Jackson started photographing Colorado for the Hayden Survey to map the West in 1870. Jackson owned his own photography studio in Denver, which enabled him to make contacts with railroad companies. Jackson traveled all over the Colorado territory and later, the state of Colorado, for over 30 years. He even climbed Rocky Mountains peaks that are over 14,000 feet high in to capture his photographs for the survey. Jackson's photographs also depict various Colorado geological characteristics such as boulders and creeks. Due to the lack of railroads, Jackson did not photograph the eastern plains and northwestern Colorado. Jackson later sold his business and the negatives from his photos to a photography company in Detroit when Colorado's economy declined in the late 1890s.
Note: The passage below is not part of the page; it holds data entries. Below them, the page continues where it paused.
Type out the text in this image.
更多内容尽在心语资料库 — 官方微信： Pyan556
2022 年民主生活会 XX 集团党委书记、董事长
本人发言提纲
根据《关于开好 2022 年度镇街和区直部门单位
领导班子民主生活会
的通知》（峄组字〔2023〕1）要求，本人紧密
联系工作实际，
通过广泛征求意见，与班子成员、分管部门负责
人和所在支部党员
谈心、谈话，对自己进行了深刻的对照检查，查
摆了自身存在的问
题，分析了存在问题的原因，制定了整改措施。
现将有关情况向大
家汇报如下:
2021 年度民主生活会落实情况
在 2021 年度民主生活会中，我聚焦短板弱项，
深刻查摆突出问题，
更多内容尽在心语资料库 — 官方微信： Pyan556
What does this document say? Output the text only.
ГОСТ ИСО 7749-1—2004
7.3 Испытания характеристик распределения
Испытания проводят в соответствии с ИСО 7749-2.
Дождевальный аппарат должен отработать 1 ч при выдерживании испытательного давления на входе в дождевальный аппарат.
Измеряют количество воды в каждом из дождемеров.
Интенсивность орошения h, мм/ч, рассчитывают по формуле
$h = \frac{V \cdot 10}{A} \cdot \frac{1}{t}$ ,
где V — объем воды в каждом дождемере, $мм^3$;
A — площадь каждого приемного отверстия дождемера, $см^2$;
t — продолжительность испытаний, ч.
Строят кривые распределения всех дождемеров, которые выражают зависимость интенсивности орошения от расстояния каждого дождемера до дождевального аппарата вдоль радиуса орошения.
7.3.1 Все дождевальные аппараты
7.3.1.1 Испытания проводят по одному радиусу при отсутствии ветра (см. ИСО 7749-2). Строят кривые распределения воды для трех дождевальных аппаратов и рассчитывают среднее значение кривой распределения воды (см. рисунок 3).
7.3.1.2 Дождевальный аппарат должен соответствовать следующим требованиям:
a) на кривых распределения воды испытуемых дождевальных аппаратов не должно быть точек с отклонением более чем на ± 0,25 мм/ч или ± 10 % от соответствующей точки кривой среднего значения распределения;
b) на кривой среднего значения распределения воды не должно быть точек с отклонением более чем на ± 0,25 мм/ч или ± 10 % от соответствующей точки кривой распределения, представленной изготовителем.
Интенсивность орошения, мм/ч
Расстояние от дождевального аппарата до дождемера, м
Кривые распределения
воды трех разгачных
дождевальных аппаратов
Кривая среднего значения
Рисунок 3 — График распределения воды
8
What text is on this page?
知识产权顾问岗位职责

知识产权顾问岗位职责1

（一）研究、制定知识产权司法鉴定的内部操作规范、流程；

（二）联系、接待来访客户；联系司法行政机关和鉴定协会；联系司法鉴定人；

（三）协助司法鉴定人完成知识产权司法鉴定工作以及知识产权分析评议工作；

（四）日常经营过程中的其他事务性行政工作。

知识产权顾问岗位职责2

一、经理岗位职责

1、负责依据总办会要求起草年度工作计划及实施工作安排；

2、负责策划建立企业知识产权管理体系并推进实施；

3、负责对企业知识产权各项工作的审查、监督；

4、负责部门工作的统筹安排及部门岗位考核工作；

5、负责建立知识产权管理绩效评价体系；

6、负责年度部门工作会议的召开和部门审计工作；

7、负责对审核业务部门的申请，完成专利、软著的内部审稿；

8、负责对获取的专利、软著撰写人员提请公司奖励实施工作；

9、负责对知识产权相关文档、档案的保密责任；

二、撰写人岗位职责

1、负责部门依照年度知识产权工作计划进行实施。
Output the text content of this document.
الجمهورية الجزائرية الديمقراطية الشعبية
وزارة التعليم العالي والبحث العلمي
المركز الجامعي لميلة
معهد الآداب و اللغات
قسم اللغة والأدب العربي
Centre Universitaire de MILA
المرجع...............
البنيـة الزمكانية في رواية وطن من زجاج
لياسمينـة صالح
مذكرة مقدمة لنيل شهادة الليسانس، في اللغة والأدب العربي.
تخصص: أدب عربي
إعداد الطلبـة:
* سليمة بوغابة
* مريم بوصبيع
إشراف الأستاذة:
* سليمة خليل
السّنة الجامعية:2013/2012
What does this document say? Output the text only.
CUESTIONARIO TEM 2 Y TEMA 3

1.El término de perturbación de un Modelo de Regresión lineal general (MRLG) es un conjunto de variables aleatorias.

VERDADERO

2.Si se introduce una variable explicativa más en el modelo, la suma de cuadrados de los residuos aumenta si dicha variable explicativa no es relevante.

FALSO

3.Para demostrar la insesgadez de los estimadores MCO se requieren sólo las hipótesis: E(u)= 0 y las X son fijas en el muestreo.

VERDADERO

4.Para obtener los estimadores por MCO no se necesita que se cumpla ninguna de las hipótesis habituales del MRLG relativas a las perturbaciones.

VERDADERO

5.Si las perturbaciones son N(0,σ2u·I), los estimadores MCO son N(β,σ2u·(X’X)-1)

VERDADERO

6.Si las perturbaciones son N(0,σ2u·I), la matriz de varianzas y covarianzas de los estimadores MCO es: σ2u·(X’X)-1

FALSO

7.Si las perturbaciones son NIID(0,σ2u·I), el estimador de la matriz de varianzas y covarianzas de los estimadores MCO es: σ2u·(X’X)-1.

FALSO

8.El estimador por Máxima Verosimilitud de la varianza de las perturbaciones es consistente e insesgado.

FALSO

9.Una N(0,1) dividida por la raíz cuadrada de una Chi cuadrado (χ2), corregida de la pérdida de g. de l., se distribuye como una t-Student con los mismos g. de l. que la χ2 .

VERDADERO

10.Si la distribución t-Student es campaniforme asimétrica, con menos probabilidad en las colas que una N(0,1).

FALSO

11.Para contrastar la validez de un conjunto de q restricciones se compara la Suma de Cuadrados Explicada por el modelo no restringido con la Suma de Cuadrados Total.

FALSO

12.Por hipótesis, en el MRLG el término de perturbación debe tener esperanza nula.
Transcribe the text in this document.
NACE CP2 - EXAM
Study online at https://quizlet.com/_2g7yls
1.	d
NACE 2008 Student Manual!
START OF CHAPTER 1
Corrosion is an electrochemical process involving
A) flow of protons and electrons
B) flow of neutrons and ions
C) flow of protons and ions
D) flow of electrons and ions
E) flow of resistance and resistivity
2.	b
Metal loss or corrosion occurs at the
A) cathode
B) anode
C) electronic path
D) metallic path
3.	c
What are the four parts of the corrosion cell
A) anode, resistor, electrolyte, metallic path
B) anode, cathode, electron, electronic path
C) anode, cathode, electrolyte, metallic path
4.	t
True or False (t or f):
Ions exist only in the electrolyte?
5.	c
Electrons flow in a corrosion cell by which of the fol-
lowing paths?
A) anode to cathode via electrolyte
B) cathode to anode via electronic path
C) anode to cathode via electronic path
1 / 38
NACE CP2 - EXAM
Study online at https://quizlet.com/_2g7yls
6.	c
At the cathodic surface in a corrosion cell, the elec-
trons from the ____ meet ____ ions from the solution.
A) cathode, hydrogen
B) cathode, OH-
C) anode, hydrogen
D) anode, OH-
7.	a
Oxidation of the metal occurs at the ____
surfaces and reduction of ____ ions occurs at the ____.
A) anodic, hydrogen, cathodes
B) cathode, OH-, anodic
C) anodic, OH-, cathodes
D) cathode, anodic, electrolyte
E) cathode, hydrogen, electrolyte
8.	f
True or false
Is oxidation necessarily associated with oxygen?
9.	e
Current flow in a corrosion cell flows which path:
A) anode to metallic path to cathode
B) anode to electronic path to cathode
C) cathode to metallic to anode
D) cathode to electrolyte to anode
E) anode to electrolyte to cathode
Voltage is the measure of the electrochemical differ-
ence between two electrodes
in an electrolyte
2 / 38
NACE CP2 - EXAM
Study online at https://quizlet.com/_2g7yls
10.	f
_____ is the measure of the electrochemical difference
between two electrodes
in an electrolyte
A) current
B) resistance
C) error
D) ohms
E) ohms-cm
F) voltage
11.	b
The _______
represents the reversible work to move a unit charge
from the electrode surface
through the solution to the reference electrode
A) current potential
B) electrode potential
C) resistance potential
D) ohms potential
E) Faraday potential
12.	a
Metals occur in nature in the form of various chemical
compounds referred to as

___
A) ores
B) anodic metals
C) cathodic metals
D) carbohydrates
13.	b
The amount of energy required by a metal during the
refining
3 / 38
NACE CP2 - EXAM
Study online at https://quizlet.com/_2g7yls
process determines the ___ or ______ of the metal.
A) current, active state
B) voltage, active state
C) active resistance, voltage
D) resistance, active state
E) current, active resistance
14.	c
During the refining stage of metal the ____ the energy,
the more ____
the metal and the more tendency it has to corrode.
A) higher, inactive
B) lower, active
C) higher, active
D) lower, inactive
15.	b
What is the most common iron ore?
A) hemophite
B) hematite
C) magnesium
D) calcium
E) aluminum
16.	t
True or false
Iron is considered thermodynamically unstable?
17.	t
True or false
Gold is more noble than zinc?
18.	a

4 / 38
== Fielder - Twentieth Century ==
Fielder has a long history of being a nature photographer, with his focus primarily on landscapes and nature of Colorado. Fielder had his own collection of old photographs which gave him the idea to follow in the footsteps of another historical photographer of Colorado landscapes. Fielder worked with the Colorado Historical Society which had a large collection of Jackson's photographs taken a century earlier. The historical society liked Fielder's concept to rephotograph the areas of Colorado that Jackson had traveled to and worked in collaboration with Fielder for the project. Jackson took thousands of photographs throughout his Colorado travels so it was an enormous challenge for Fielder to narrow down 300 photos that he would rephotograph from 1997-1998. Fielder used Jackson's pictures to assist him with finding the location from Jackson's pictures, which often was a challenge since some geological landmarks changed over a century. Fielder photographed the same landmarks and scenery that Jackson using the same lighting and the same view as Jackson, only a century later. Fielder states that he could not find evidence left behind by Jackson of the spots where he took his photos, although other local photographers found imprints in the ground from Jackson's equipment. Colorado 1870-2000 is an easily recognizable hardcover brown volume of 156 Jackson-Fielder photographs. It was published in 1999 under Westcliffe Publishers, Fielder's own publishing company.

== Awards ==
Colorado 1870-2000 became a success with Colorado residents and is most widely known as Colorado Then and Now. It won the Colorado Humanitaries Colorado Book Award for non-fiction of Colorado/West in 1999. It was also named as Colorado's Tourism Website as one of the "10 Top Colorado History Reads.

== Related works ==
Colorado 1870-2000 Revisited, published in 2001, was a companion book to the original book providing additional information and history about the images. This book was a collaboration between Fielder and Thomas Noel. The final book of the Fielder-Jackson, Colorado 1870-2000 II was released in 2005. It contains the remaining photos that Fielder took on his quest to rephotograph Jackson.

Several other then and now books on Colorado have been published by various authors, many predating Fielder's work. Robert L. Brown produced three then and now books on Colorado ghost towns in the 1960s and early 1970s. Grant Collier retraced the steps of his great-great-grandfather, the pioneer photographer Joseph Collier, in his book Colorado: Yesterday & Today. More recently, Sandra Forty produced the book Colorado Past and Present.